A smile pulled at Walter's mouth. Anya
remained one of his best assets. Despite her engagement to the son of one of
IAAR's regents, she didn't turn down opportunities to reclaim stolen property
and lured her fiancé along with her. The two were hopelessly besotted with each
other and he imagined it wouldn't be long before she left fieldwork behind to
run assets of her own.

 
   
Regret tugged at him.
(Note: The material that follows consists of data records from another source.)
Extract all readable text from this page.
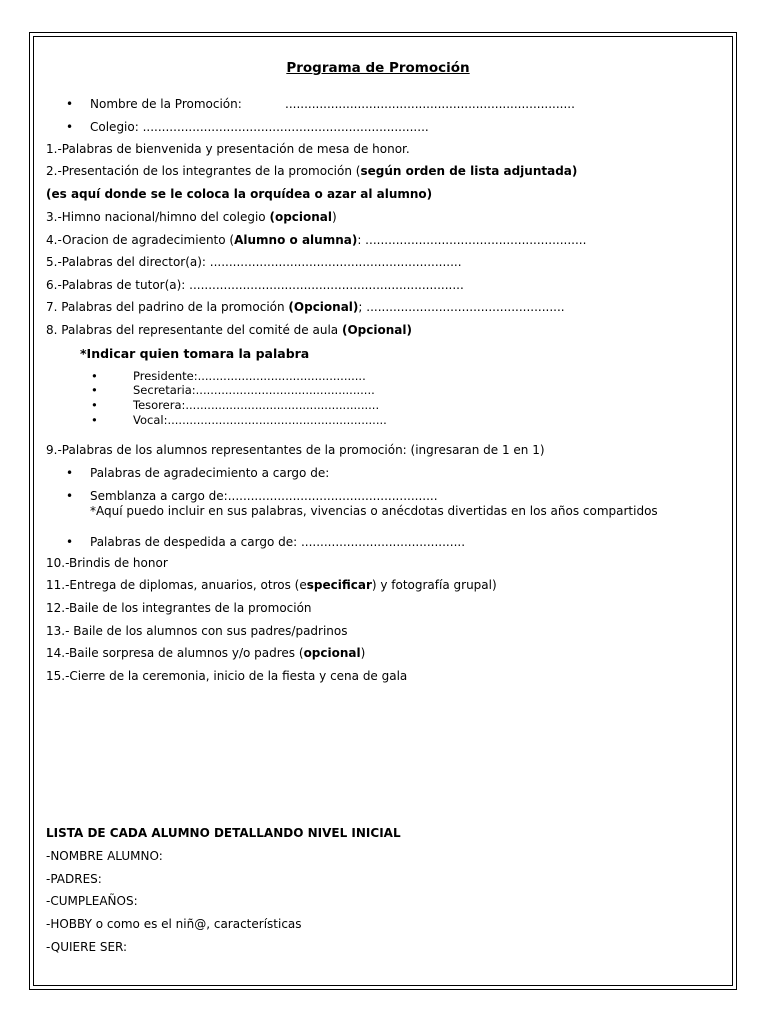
Programa de Promoción
• Nombre de la Promoción:	............................................................................
• Colegio: ...........................................................................
1.-Palabras de bienvenida y presentación de mesa de honor.
2.-Presentación de los integrantes de la promoción (según orden de lista adjuntada)
(es aquí donde se le coloca la orquídea o azar al alumno)
3.-Himno nacional/himno del colegio (opcional)
4.-Oracion de agradecimiento (Alumno o alumna): ..........................................................
5.-Palabras del director(a): ..................................................................
6.-Palabras de tutor(a): ........................................................................
7. Palabras del padrino de la promoción (Opcional); ....................................................
8. Palabras del representante del comité de aula (Opcional)
*Indicar quien tomara la palabra
• Presidente:..............................................
• Secretaria:.................................................
• Tesorera:.....................................................
• Vocal:............................................................
9.-Palabras de los alumnos representantes de la promoción: (ingresaran de 1 en 1)
• Palabras de agradecimiento a cargo de:
• Semblanza a cargo de:.......................................................
*Aquí puedo incluir en sus palabras, vivencias o anécdotas divertidas en los años compartidos
• Palabras de despedida a cargo de: ...........................................
10.-Brindis de honor
11.-Entrega de diplomas, anuarios, otros (especificar) y fotografía grupal)
12.-Baile de los integrantes de la promoción
13.- Baile de los alumnos con sus padres/padrinos
14.-Baile sorpresa de alumnos y/o padres (opcional)
15.-Cierre de la ceremonia, inicio de la fiesta y cena de gala
LISTA DE CADA ALUMNO DETALLANDO NIVEL INICIAL
-NOMBRE ALUMNO:
-PADRES:
-CUMPLEAÑOS:
-HOBBY o como es el niñ@, características
-QUIERE SER:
A natural progression
for talent and he had done much the same thing; running assets and agents in
the field rather than go after the items himself.

 
   
Until now.

 
   
Rolling his forefinger down the guest list,
he paused at the one name he'd circled.

 
   
Lady Katherine Hardwicke.

 
   
The daughter of a wealthy land baron in
England, as well as a member of the aristocracy, she traveled in circles similar
to the
Sauvages
. She also turned up in New York
during the museum incident, befriended Sophie, and earned an invitation to the
wedding. But these were not the facts that aroused his curiosity.

 
   
No, the phone conversation he overheard
between Sophie and the Lady Hardwicke just two days before left him intrigued.

 
   
A conversation where Sophie called Lady
Katherine one name: Kit.

 
   
Beneath the invitation list lay the file
he'd had pulled on Lady Katherine. Sipping his coffee, he leaned back against
the pillows and read. He and Lady Katherine were about to be very well
acquainted.

 
   
It was time for Jarod to get back into the
game.

 
   
This one thief would not elude them again.